Thursday, November 4, 2010

PCV/ST 6.67% loss projected by Appraisal

Not too shabby. Does this mean that the ASER will be that low? Probably not - they're still short 40% or so of the monthly debt service.

Wednesday, November 3, 2010

Delinquencies Improve in CMBS

Trepp notes that delinquencies improved 47 bps last month mostly due to the resolution of the ESH loan, which had been delinquent since '09.

Lodging improved 441 bps (ESH-reltaed), but all other sectors worsened:
  • MF worsened 20bps
  • Industrial - 21 bps
  • Office - 6bps
  • Retail - 4bps

Trepp also notes the rally ran out of steam late in October, which is very true. Lofty levels were being hit as late as the third week, but Monday of the last week found a back up in bids. Today started off mixed with the NAIC loss forecasts being adjusted downward.

WBCMT 2007-C33 - The Renaissance ($84mm)

CRENews reports (sorry no link) that Moinian is trying to restructure the terms on this $84mm loan. This was reported initially back in August, but there must be some increased velocity around the negotiations - any big NYC loan mod is going to be watched carefully for indications how others may be handled.
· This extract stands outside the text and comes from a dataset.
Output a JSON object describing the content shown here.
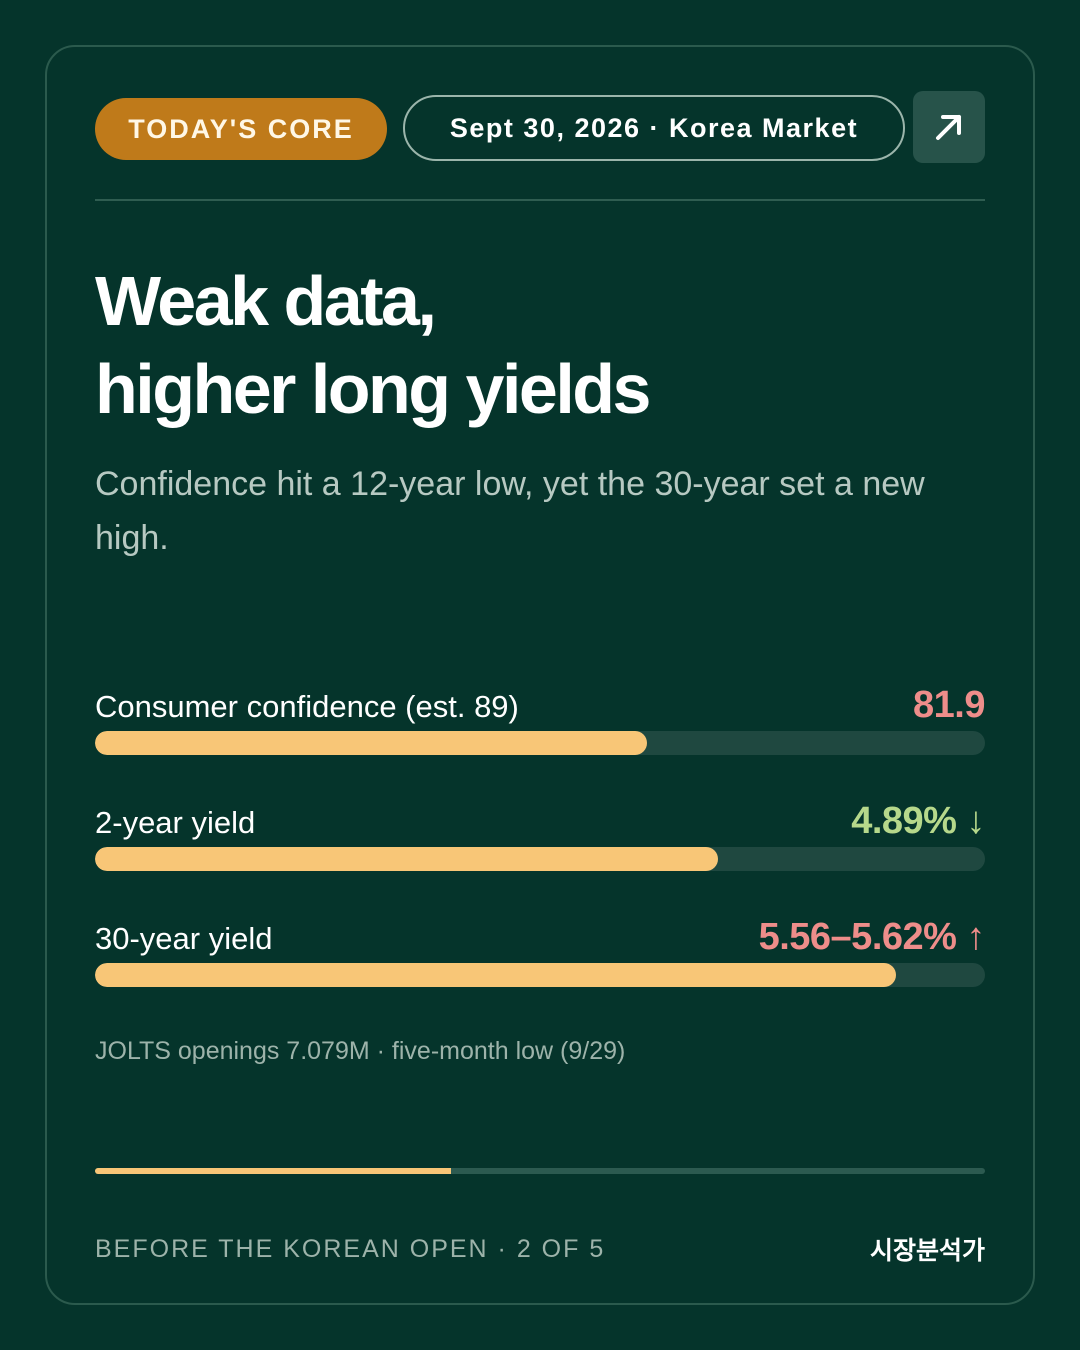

This is not a pure rent-control flip story, although they do receive the j21 tax abatement according to the servicer's notes. Average rents have gone from $2,645 per unit at issuance to ~$2,507 (I'm estimating), although occupancy has increased from 97% to 100%. Also, there is both a condominium and office component (the building was 100% office pre-1999) to the property on the first 13 floors. The property is located in the Financial District

The loan has a debt service reserve that has to be rebalanced on a yearly basis for a forward looking 1.10x DSCR. It also is currently secured by a hard-upfront lockbox. It was appraised on 5/13/2010 at $61.6mm (27% loss to senior, 47% decline from origination appraisal).

How the Elections Affect Retail Real Estate

David Bodamer ponders over the impacts of the elections on our world:
  • Carried Interest tax hike less likely
  • Gridlock in terms of legislative changes.
  • Somewhat counter the prior point, less uncertainty with a Republican in terms of tax increases and pro-business measures
  • Slot machines coming to Arundel Mills (BACM 2007-4 and BACM 2007-5)
In the near term, say 2-4 years, I foresee gridlock, uncertainty, and a lot of negative stuff. How can you make a business decision in this climate without being able to measure the political risk, which is arguably the most predominant risk in MBS markets.